Везунок, сидевший рядом со старшим сержантом, потянулся через казённую часть орудия и взял за плечо Каверзева, приникшего к окуляру прицела. Голова Антона бессильно откинулась к плечу, и стал виден багровый провал на месте виска. Провал, из которого безостановочно вились на порыжелую гимнастерку вишенные струйки. Арсений хотел было снять ногу старшего сержанта с педали гашетки, но передумал.
Израсходовав магазин на двадцать снарядов, зенитка наконец умолкла.
Ни богу свечка, ни чёрту кочерга…
Минут через пять, снова меняя пенал магазина, Касаткин вдруг сообразил, что впервые за долгое-долгое время он ни хрена не боится и даже чувствует себя почти счастливым. Наверное, потому, что впервые за всё это время, месяцы, а может и годы, поступает «правильно!»
Так правильно, что его наверняка бы похвалил папа, как всегда немногословно, похлопав по плечу мозолистой ладонью. Как тогда, когда они с папой зарубили за амбаром секретаря райкома, и никто и не догадался, что это сделал председатель колхоза с сынком; и когда, напоив, подстрелили уполномоченного НКВД, приехавшего разбираться.
Александр Касаткин, затаившись за бетонным углом, караулил крадущихся под стеной фрицев. Тех самых, которые, вроде как, пришли сюда извести большевистскую чуму, от которой вымерла в 1922‑м их деревня. Но которые и сами — чума…

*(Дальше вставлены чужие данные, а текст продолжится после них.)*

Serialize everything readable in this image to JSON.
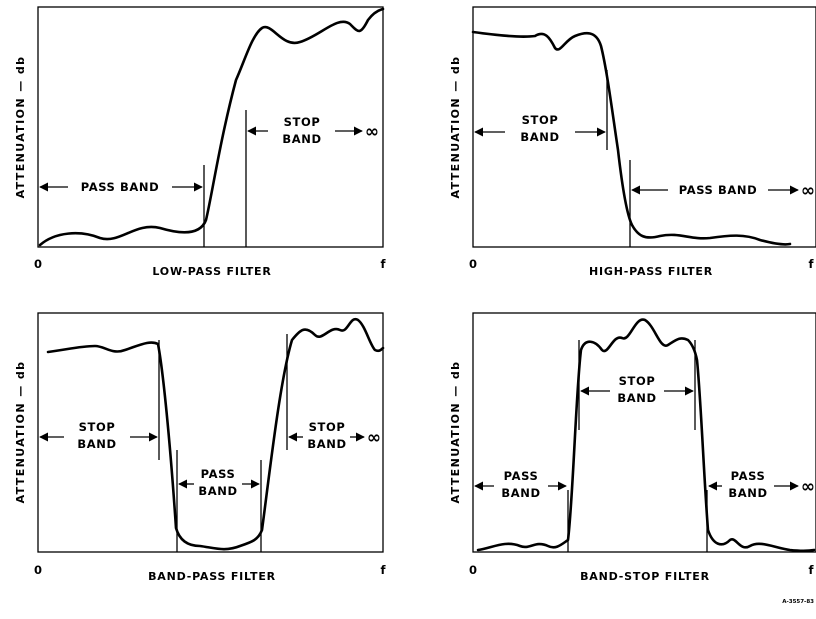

Александр отвинтил с рукоятки немецкой гранаты крышку чеки. Не потому, что «За Сталина!», а потому, что «За Родину!»
* * *
— Идей не спрашиваю, — накрыв мгновенно побелевшее лицо Антона пилоткой, мрачно произнёс Войткевич. — Их до обидного мало. Ну, так как?
Все переглянулись…
Home is the sailor, home from the sea…
Старокрымские леса. Район действия партизанского отряда Беседина
Вовка, толкнув вперёд шишечку затвора, загнал патрон в патронник и снова прильнул щекой к прикладу винтовки.
Немецкий мотоцикл, видный в просвете красно-рыжего сухостоя, казался чёрным муравьём, только как-то очень уж медленно ползущим вдоль склона горы, будто по корневищу древнего пня, и почему-то в одиночку. Обычно на лесной тропе, если и появлялись эти железные насекомые, то вереницей и торопясь, а этот… Как крадётся…
Что-то не то.
Вовка чуть приподнял голову, по-прежнему прицельно щурясь.
Картина, вроде бы, как учебная мишень с рогатым профилем: проста, ни с чем не перепутаешь. Один немец устало колыхается в седле, с серой пилоткой, сунутой под фельдфебельский погон. Второй — в зелёной люльке…
«Развалился, как на курорте», — зло прошептал Вовка; но именно это, — вдруг понял он, — его и смущало. Второй, который в коляске, бессильно мотал чернявой головой, выставив на станину снятого пулемёта ногу, замотанную в кровавые тряпки. Похоже, что даже не бинты, а так, что придётся. Время от времени первый утешительно похлопывал его по плечу.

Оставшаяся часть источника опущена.